Both acts seemed to view hip-hop as some mutant form of athletics. But whereas LL Cool J prowled the stage alone, like a star player, the Beastie Boys worked like a scrappy pick-up team, throwing rhymes back and forth, adjusting one another's outfits and paying tribute to their D.J., Mixmaster Mike. In the years since their brash debut, the Beastie Boys have redefined themselves as hip-hop's most humble group, so instead of praising themselves, they praise their D.J.

Throughout the 1990's, the Beastie Boys went out of their way to disavow the rowdy lechery that used to be their trademark: a group that once performed alongside women in cages became a group that condemned "disrespect to women." And yet the Beastie Boys still inhabit a boys-oriented universe: their songs evoke the era before rappers learned how to write love songs, and their concerts still rely on a cleaned-up variant of the old, just-us-guys camaraderie.

Saturday's show was one of the only hip-hop shows where the "homeboys" make more noise than the "ladies."

It's just the opposite for LL Cool J, who built his target demographic right into his stage name, which stands for "Ladies Love Cool James." He wrote one of the first-ever hip-hop ballads, "I Need Love," and he knows that female fans still pay his bills; there was a huge cheer for his brilliant, slithery old slow jam, "Hey Lover" (with Boyz II Men) and for his delicious new thug-love ballad, "Hush." Maybe men love to laugh at his wildly outdated posing: his exaggerated lip-licking, his irony-free flexing, his oops-I-missed-my mouth water-bottle routine. But at an LL Cool J show, men are little more than chaperones, and if any women objected to his throwing-out-roses routine, they didn't show it.

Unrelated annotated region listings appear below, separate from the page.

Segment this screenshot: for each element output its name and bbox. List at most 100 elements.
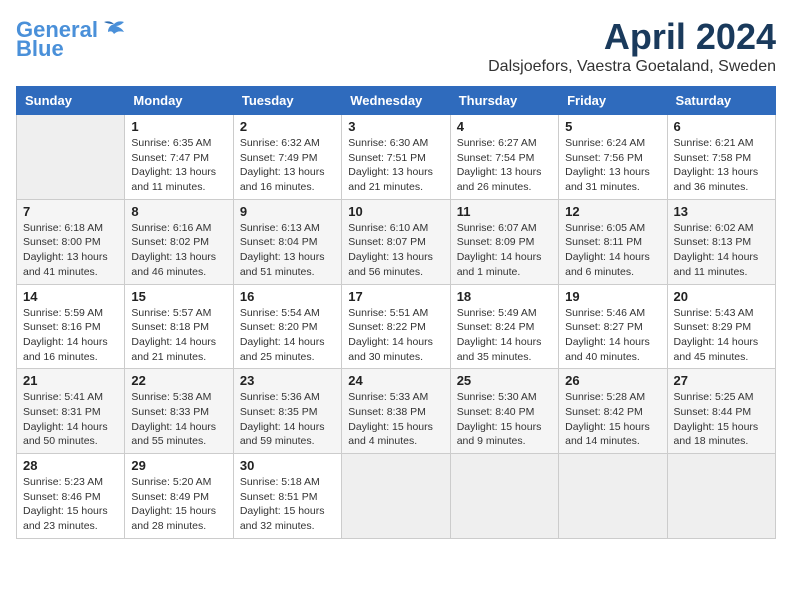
calendar-cell: 7 Sunrise: 6:18 AM Sunset: 8:00 PM Daylig… (17, 199, 125, 284)
day-number: 20 (674, 289, 769, 304)
day-number: 30 (240, 458, 335, 473)
day-info: Sunrise: 6:02 AM Sunset: 8:13 PM Dayligh… (674, 221, 769, 280)
day-info: Sunrise: 6:16 AM Sunset: 8:02 PM Dayligh… (131, 221, 226, 280)
calendar-cell: 19 Sunrise: 5:46 AM Sunset: 8:27 PM Dayli… (559, 284, 667, 369)
day-info: Sunrise: 5:46 AM Sunset: 8:27 PM Dayligh… (565, 306, 660, 365)
calendar-cell: 30Sunrise: 5:18 AM Sunset: 8:51 PM Dayli… (233, 454, 341, 539)
day-info: Sunrise: 5:54 AM Sunset: 8:20 PM Dayligh… (240, 306, 335, 365)
day-info: Sunrise: 5:49 AM Sunset: 8:24 PM Dayligh… (457, 306, 552, 365)
weekday-header-wednesday: Wednesday (342, 87, 450, 115)
day-number: 15 (131, 289, 226, 304)
logo-bird-icon (100, 16, 128, 44)
calendar-cell: 28Sunrise: 5:23 AM Sunset: 8:46 PM Dayli… (17, 454, 125, 539)
day-number: 4 (457, 119, 552, 134)
calendar-cell: 6 Sunrise: 6:21 AM Sunset: 7:58 PM Daylig… (667, 115, 775, 200)
day-number: 5 (565, 119, 660, 134)
day-number: 10 (348, 204, 443, 219)
day-number: 7 (23, 204, 118, 219)
day-number: 3 (348, 119, 443, 134)
calendar-week-row: 7 Sunrise: 6:18 AM Sunset: 8:00 PM Daylig… (17, 199, 776, 284)
calendar-cell (342, 454, 450, 539)
calendar-cell: 27 Sunrise: 5:25 AM Sunset: 8:44 PM Dayli… (667, 369, 775, 454)
calendar-cell: 24 Sunrise: 5:33 AM Sunset: 8:38 PM Dayli… (342, 369, 450, 454)
weekday-header-saturday: Saturday (667, 87, 775, 115)
calendar-cell: 29Sunrise: 5:20 AM Sunset: 8:49 PM Dayli… (125, 454, 233, 539)
calendar-cell: 21 Sunrise: 5:41 AM Sunset: 8:31 PM Dayli… (17, 369, 125, 454)
day-info: Sunrise: 5:43 AM Sunset: 8:29 PM Dayligh… (674, 306, 769, 365)
day-info: Sunrise: 6:21 AM Sunset: 7:58 PM Dayligh… (674, 136, 769, 195)
day-number: 29 (131, 458, 226, 473)
day-number: 22 (131, 373, 226, 388)
location-title: Dalsjoefors, Vaestra Goetaland, Sweden (488, 58, 776, 76)
calendar-cell: 13 Sunrise: 6:02 AM Sunset: 8:13 PM Dayli… (667, 199, 775, 284)
day-number: 14 (23, 289, 118, 304)
weekday-header-sunday: Sunday (17, 87, 125, 115)
day-number: 28 (23, 458, 118, 473)
calendar-week-row: 28Sunrise: 5:23 AM Sunset: 8:46 PM Dayli… (17, 454, 776, 539)
weekday-header-row: SundayMondayTuesdayWednesdayThursdayFrid… (17, 87, 776, 115)
calendar-cell (559, 454, 667, 539)
day-info: Sunrise: 6:13 AM Sunset: 8:04 PM Dayligh… (240, 221, 335, 280)
calendar-cell: 18 Sunrise: 5:49 AM Sunset: 8:24 PM Dayli… (450, 284, 558, 369)
title-block: April 2024 Dalsjoefors, Vaestra Goetalan… (488, 16, 776, 76)
day-number: 21 (23, 373, 118, 388)
calendar-cell: 1Sunrise: 6:35 AM Sunset: 7:47 PM Daylig… (125, 115, 233, 200)
day-number: 8 (131, 204, 226, 219)
calendar-cell: 4 Sunrise: 6:27 AM Sunset: 7:54 PM Daylig… (450, 115, 558, 200)
weekday-header-friday: Friday (559, 87, 667, 115)
day-number: 16 (240, 289, 335, 304)
calendar-cell (450, 454, 558, 539)
calendar-cell: 20 Sunrise: 5:43 AM Sunset: 8:29 PM Dayli… (667, 284, 775, 369)
calendar-cell: 17 Sunrise: 5:51 AM Sunset: 8:22 PM Dayli… (342, 284, 450, 369)
day-info: Sunrise: 5:38 AM Sunset: 8:33 PM Dayligh… (131, 390, 226, 449)
day-number: 13 (674, 204, 769, 219)
day-number: 19 (565, 289, 660, 304)
calendar-cell: 26 Sunrise: 5:28 AM Sunset: 8:42 PM Dayli… (559, 369, 667, 454)
day-info: Sunrise: 5:51 AM Sunset: 8:22 PM Dayligh… (348, 306, 443, 365)
day-number: 23 (240, 373, 335, 388)
weekday-header-tuesday: Tuesday (233, 87, 341, 115)
day-number: 26 (565, 373, 660, 388)
day-info: Sunrise: 6:18 AM Sunset: 8:00 PM Dayligh… (23, 221, 118, 280)
calendar-cell: 10 Sunrise: 6:10 AM Sunset: 8:07 PM Dayli… (342, 199, 450, 284)
day-number: 6 (674, 119, 769, 134)
calendar-cell: 12Sunrise: 6:05 AM Sunset: 8:11 PM Dayli… (559, 199, 667, 284)
day-info: Sunrise: 5:33 AM Sunset: 8:38 PM Dayligh… (348, 390, 443, 449)
calendar-cell: 2Sunrise: 6:32 AM Sunset: 7:49 PM Daylig… (233, 115, 341, 200)
day-info: Sunrise: 6:10 AM Sunset: 8:07 PM Dayligh… (348, 221, 443, 280)
calendar-cell: 25 Sunrise: 5:30 AM Sunset: 8:40 PM Dayli… (450, 369, 558, 454)
day-number: 24 (348, 373, 443, 388)
logo-blue-text: Blue (16, 36, 64, 62)
day-number: 27 (674, 373, 769, 388)
calendar-cell (17, 115, 125, 200)
day-number: 11 (457, 204, 552, 219)
day-info: Sunrise: 5:57 AM Sunset: 8:18 PM Dayligh… (131, 306, 226, 365)
calendar-cell: 15 Sunrise: 5:57 AM Sunset: 8:18 PM Dayli… (125, 284, 233, 369)
day-info: Sunrise: 6:24 AM Sunset: 7:56 PM Dayligh… (565, 136, 660, 195)
day-info: Sunrise: 6:32 AM Sunset: 7:49 PM Dayligh… (240, 136, 335, 195)
day-info: Sunrise: 5:25 AM Sunset: 8:44 PM Dayligh… (674, 390, 769, 449)
day-info: Sunrise: 6:27 AM Sunset: 7:54 PM Dayligh… (457, 136, 552, 195)
day-info: Sunrise: 6:07 AM Sunset: 8:09 PM Dayligh… (457, 221, 552, 280)
day-info: Sunrise: 6:35 AM Sunset: 7:47 PM Dayligh… (131, 136, 226, 195)
day-info: Sunrise: 5:30 AM Sunset: 8:40 PM Dayligh… (457, 390, 552, 449)
calendar-cell: 23Sunrise: 5:36 AM Sunset: 8:35 PM Dayli… (233, 369, 341, 454)
day-info: Sunrise: 5:41 AM Sunset: 8:31 PM Dayligh… (23, 390, 118, 449)
day-number: 18 (457, 289, 552, 304)
day-info: Sunrise: 6:05 AM Sunset: 8:11 PM Dayligh… (565, 221, 660, 280)
day-number: 25 (457, 373, 552, 388)
day-number: 17 (348, 289, 443, 304)
calendar-cell (667, 454, 775, 539)
calendar-cell: 9 Sunrise: 6:13 AM Sunset: 8:04 PM Daylig… (233, 199, 341, 284)
calendar-cell: 14 Sunrise: 5:59 AM Sunset: 8:16 PM Dayli… (17, 284, 125, 369)
calendar-cell: 5 Sunrise: 6:24 AM Sunset: 7:56 PM Daylig… (559, 115, 667, 200)
month-title: April 2024 (488, 16, 776, 58)
page-header: General Blue April 2024 Dalsjoefors, Vae… (16, 16, 776, 76)
day-number: 9 (240, 204, 335, 219)
day-info: Sunrise: 5:59 AM Sunset: 8:16 PM Dayligh… (23, 306, 118, 365)
day-info: Sunrise: 5:28 AM Sunset: 8:42 PM Dayligh… (565, 390, 660, 449)
calendar-cell: 8 Sunrise: 6:16 AM Sunset: 8:02 PM Daylig… (125, 199, 233, 284)
weekday-header-monday: Monday (125, 87, 233, 115)
calendar-cell: 22 Sunrise: 5:38 AM Sunset: 8:33 PM Dayli… (125, 369, 233, 454)
calendar-table: SundayMondayTuesdayWednesdayThursdayFrid… (16, 86, 776, 539)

The Beastie Boys' strategy is easy to admire: their act (in which tag-team rhyme sessions alternated with full-band jams) is good-natured, energetic and slightly off-kilter. For them, hip-hop means doing exactly what you want: they screened a videotaped request from Chris Rock for the 1986 classics "Slow and Low" and "Girls," then pointedly declined to fulfill it.

LL Cool J carries on a different - but just as noble - hip-hop tradition. One of his most famous lines is, "Don't call it a comeback," and his career has been driven by a sometimes-frantic determination to stay near the top of the heap. He looked oddly vulnerable on that Radio City Music Hall stage, shirtless and breathing hard, all too aware that the sound of those screaming women was the only thing holding him up.